Professors can now customize textbooks by editing, rewriting, or deleting various sections of them through new online software.
Macmillan, one of the largest publishers of textbooks, is creating a new digital textbook program called DynamicBooks. This program will be like a Wikipedia version of textbooks, according to The New York Times.
Many professors use generic textbooks and assign various outside-of-the-book readings and assignments. Also, professors typically ignore certain chapters or sections of the textbook and correct other sections in their lectures.
However, this process can be facilitated with Macmillan’s DynamicBooks because professors can make all of these changes before a class starts. Professors can use DynamicBooks to upload syllabi, pictures, videos, class notes and assignments.

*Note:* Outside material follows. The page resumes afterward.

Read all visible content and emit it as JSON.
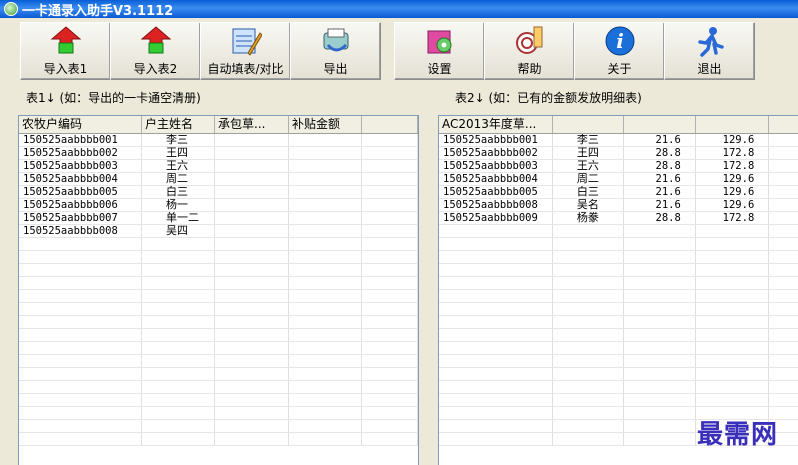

Professors can now use textbooks as starting points, rewriting them to teach what is most relevant. This will increase and personalize the learning experiences for students because they won’t be learning material from a book written 10 years ago.
Class information will be presented in a more organized fashion, and students will be able to digitally access all of the course’s relevant information in one area. Also, books purchased through DynamicBooks are likely to be much cheaper compared to more traditional formats.
The New York Times used the textbook “Psychology” by Daniel L. Schacter, Daniel T. Gilbert and Daniel M. Wegner as an example. The book’s list price is $134.29, Barnes & Noble’s price is $122.73, and the book will sell for $48.76 at DynamicBooks.
Essentially, DynamicBooks will give professors more teaching freedom, and they won’t be trapped in the confines of teaching a book from an unfamiliar author. It will be easier for them to personalize every class, changing the textbook’s content as needed.
DynamicBooks is expected to launch in August with around 100 popular textbooks. The digital program is likely to grow into the future.